Kernel Learning for Regression via Quantum Annealing Based Spectral Sampling
Yasushi Hasegawa, Masayuki Ohzeki
TL;DR
The paper addresses regression with kernel methods by learning a data-adaptive shift-invariant kernel through its spectral distribution, using quantum annealing as a sampler for an RBM-modeled spectrum. It builds random Fourier features via a Gaussian–Bernoulli mapping from QA-generated RBM states and trains the kernel end-to-end by minimizing a leave-one-out Nadaraya--Watson loss with squared-kernel weights for stability. Empirically, the learned kernel reshapes the kernel matrix and generally improves $R^2$ and RMSE over a fixed Gaussian kernel, with further gains from increasing the number of random features and, at inference, from endpoint local linear regression.
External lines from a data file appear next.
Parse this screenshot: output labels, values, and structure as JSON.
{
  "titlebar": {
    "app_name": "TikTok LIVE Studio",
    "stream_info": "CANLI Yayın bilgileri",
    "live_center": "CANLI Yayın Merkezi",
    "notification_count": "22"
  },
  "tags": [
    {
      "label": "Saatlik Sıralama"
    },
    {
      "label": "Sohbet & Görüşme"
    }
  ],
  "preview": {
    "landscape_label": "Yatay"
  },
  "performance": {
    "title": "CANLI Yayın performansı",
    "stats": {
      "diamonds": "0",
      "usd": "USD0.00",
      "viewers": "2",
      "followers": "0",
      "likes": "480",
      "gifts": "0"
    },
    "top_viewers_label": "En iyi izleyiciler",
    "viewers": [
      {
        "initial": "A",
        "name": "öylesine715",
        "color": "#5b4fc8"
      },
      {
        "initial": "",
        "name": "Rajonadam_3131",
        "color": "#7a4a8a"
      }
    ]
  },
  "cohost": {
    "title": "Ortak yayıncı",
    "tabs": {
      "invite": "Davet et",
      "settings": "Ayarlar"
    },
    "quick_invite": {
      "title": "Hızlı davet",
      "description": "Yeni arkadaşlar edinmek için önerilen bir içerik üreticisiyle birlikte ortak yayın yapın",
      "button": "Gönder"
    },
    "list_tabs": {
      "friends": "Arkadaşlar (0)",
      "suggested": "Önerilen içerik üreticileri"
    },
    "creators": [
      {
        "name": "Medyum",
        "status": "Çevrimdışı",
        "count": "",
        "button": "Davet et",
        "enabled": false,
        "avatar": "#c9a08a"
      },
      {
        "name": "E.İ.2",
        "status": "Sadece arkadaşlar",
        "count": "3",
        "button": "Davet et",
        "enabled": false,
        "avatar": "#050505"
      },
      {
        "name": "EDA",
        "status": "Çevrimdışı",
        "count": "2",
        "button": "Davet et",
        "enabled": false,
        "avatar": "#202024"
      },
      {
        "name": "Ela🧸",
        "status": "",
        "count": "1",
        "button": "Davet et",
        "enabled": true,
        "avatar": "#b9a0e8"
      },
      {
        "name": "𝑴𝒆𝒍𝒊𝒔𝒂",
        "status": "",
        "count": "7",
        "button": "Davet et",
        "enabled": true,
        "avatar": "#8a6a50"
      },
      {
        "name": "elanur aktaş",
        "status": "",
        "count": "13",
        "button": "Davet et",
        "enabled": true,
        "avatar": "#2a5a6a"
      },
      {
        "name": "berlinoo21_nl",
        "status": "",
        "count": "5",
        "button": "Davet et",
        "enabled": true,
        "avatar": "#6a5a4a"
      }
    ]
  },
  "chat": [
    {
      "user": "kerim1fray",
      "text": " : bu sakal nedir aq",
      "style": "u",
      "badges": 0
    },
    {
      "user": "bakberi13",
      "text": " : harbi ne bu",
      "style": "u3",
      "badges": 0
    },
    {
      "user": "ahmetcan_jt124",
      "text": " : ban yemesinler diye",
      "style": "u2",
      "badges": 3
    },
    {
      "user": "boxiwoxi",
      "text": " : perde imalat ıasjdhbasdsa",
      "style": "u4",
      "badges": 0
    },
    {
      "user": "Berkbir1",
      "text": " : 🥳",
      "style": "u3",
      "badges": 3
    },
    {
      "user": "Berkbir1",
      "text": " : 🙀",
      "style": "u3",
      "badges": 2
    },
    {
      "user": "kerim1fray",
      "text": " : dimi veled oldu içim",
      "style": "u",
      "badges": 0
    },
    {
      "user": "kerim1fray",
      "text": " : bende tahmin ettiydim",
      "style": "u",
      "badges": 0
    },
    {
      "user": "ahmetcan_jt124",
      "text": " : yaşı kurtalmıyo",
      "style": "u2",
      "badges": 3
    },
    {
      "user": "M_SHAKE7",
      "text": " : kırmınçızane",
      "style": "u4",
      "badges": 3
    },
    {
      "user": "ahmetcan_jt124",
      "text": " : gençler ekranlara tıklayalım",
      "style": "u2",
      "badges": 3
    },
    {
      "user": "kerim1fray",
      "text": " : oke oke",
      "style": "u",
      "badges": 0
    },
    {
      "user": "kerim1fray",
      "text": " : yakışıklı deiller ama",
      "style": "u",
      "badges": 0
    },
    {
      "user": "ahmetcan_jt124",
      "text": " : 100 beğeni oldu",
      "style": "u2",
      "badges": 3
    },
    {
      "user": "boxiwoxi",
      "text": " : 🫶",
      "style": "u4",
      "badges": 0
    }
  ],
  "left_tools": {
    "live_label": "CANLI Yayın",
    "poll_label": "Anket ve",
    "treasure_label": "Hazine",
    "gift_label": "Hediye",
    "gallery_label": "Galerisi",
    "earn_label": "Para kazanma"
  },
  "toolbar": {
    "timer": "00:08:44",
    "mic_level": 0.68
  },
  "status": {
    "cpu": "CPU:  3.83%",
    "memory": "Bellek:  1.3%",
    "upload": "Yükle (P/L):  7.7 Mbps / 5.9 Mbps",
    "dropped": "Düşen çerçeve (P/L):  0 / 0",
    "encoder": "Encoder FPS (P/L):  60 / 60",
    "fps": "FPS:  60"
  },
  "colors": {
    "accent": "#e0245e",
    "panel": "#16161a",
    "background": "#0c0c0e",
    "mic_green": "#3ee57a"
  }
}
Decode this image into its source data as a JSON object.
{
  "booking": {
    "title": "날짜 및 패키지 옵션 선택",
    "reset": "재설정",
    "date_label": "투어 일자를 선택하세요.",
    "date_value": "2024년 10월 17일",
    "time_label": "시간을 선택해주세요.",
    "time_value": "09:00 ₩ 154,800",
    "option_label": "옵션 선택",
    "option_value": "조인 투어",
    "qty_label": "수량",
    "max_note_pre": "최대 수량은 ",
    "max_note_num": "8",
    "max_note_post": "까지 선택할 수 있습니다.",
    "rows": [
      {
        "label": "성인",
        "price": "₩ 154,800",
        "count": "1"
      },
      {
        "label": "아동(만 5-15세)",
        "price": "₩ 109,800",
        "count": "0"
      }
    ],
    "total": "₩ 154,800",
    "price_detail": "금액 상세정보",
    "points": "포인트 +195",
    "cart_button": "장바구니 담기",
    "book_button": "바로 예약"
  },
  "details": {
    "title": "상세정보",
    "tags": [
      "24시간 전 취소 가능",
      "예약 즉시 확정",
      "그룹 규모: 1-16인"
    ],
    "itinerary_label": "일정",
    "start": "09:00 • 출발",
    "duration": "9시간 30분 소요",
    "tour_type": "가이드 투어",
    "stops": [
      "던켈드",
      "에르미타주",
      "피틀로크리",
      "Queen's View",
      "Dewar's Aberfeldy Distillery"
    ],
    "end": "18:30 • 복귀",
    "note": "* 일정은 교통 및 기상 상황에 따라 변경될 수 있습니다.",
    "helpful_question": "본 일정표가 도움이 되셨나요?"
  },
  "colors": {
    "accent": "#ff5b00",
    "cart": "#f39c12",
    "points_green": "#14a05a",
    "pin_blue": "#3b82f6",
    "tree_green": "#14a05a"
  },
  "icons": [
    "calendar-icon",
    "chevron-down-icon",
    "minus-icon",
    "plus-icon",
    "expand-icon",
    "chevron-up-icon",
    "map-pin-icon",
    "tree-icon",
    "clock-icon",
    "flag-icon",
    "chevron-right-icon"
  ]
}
The work demonstrates that QA-based sampling can be integrated into a complete kernel-learning pipeline to yield data-adaptive kernels for regression, with future potential in scaling spectral models and extending to classification and uncertainty-aware tasks.
Abstract
While quantum annealing (QA) has been developed for combinatorial optimization, practical QA devices operate at finite temperature and under noise, and their outputs can be regarded as stochastic samples close to a Gibbs--Boltzmann distribution. In this study, we propose a QA-in-the-loop kernel learning framework that integrates QA not merely as a substitute for Markov-chain Monte Carlo sampling but as a component that directly determines the learned kernel for regression. Based on Bochner's theorem, a shift-invariant kernel is represented as an expectation over a spectral distribution, and random Fourier features (RFF) approximate the kernel by sampling frequencies. We model the spectral distribution with a (multi-layer) restricted Boltzmann machine (RBM), generate discrete RBM samples using QA, and map them to continuous frequencies via a Gaussian--Bernoulli transformation. Using the resulting RFF, we construct a data-adaptive kernel and perform Nadaraya--Watson (NW) regression. Because the RFF approximation based on $\cos(\bmω^{\top}Δ\bm{x})$ can yield small negative values and cancellation across neighbors, the Nadaraya--Watson denominator $\sum_j k_{ij}$ may become close to zero. We therefore employ nonnegative squared-kernel weights $w_{ij}=k(\bm{x}_i,\bm{x}_j)^2$, which also enhances the contrast of kernel weights. The kernel parameters are trained by minimizing the leave-one-out NW mean squared error, and we additionally evaluate local linear regression with the same squared-kernel weights at inference. Experiments on multiple benchmark regression datasets demonstrate a decrease in training loss, accompanied by structural changes in the kernel matrix, and show that the learned kernel tends to improve $R^2$ and RMSE over the baseline Gaussian-kernel NW. Increasing the number of random features at inference further enhances accuracy.